Watching this film, it is clear that Tom Hooper wants to stress the themes of courage, self respect, and power to overcome problems to an extreme amount. With this film, each of those themes is somehow present in one way or another. To be honest, it is a little tiresome, but appropriate for this film regardless. The other thing about the direction I liked was how he was able to make the character of King George VI (or Bertie as he is called in the film) more real and less like the idea of a king. When we think of kings, we think of them as powerful, huge, fearsome men that at any moment could have you killed. Here, Hooper as the king be played as a troubled, scared man who is just trying to deal with his life at hand. So, does he do a great job? No. But, for this film and what it needed, he done a rather exceptional job. The only other thing that stood out would have to be the influence of Stanley Kubrick that was used in numerous scenes. If you were to look at Kubrick's film 'Barry Lyndon', then look at this film, then other than the fact that these are both period pieces, the attention to detail in every scene plus camera movements are very reminiscent.

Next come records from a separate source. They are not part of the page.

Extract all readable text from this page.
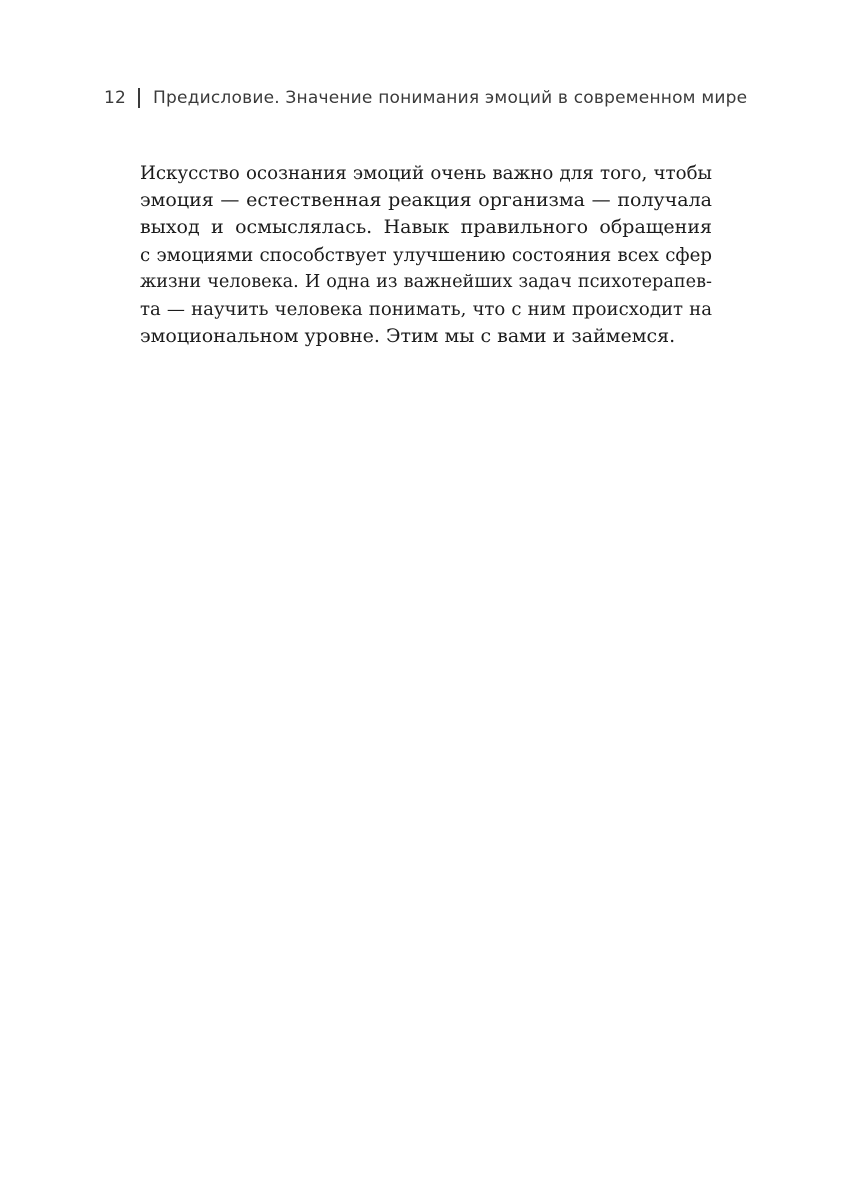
12 Предисловие. Значение понимания эмоций в современном мире
Искусство осознания эмоций очень важно для того, чтобы
эмоция — естественная реакция организма — получала
выход и осмыслялась. Навык правильного обращения
с эмоциями способствует улучшению состояния всех сфер
жизни человека. И одна из важнейших задач психотерапев-
та — научить человека понимать, что с ним происходит на
эмоциональном уровне. Этим мы с вами и займемся.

In 2011's Academy Awards, Colin Firth won the award for Best Actor in a Film. Now, I have a love hate relationship with Firth. He has been in some decent films and some horrible pieces of crap that I try to forget. Here, I am shocked at the dedication he puts into his performance. Everything from how he speaks to his reactions are outstanding to behold. But the thing that makes this performance even more memorable is how much of himself he puts into this character. Now, I am on the edge if he should have won his award for this film, but out of respect for him due to his performance, I am just going to say that this was an award well earned. The other actor I need to mention would have to be Helena Bonham Carter as Firth's wife in this film. Think back to every film Carter has been in. If you do, you will notice that she usually portrays dark, villainous, and typically psychotic female antagonists or antiheroes. Here, she plays a character that is almost the complete opposite of that. Here she plays her character to be carrying, sympathetic, and above all else, filled with love. Seeing her in this role shows me more of her talent then any film by Tim Burton or any of the Harry Potter films can show me. She is truly a good actress and worthy of her nomination for Best Actress (lost out to Natalie Portman for Black Swan).
The rest of this cast is wonderful. Geoffrey Rush, Guy Pearce, Timothy Spall, they all do their roles with justice and power. Plus, how they delivered the dialogue for this film is a step up from your more recent period drama. Looking back on these costume dramas, the actors usually put on a fake accent, suck in a bunch of air, and then talk without knowing the full extent of what they are saying. Here, I love the acting because they show that they have an understanding of what is going on, the level of severity of the circumstances,
For the rest of this film, I will say that from the soundtrack to the script, this is a film that knew it had an important message to tell and that the royal family would not be pleased if a mockery was to have been made on this piece of cinema. What is the message of this film? Believe in yourself and you will overcome any and all problems you have. They may not be gone, but they can be overpowered to an extent. This is a wonderful film and one that should be required viewing in speech classes due to what is shown in this film. So, closing this review, in the words of the DVD/ Blu-Ray trailer: All Hail The King!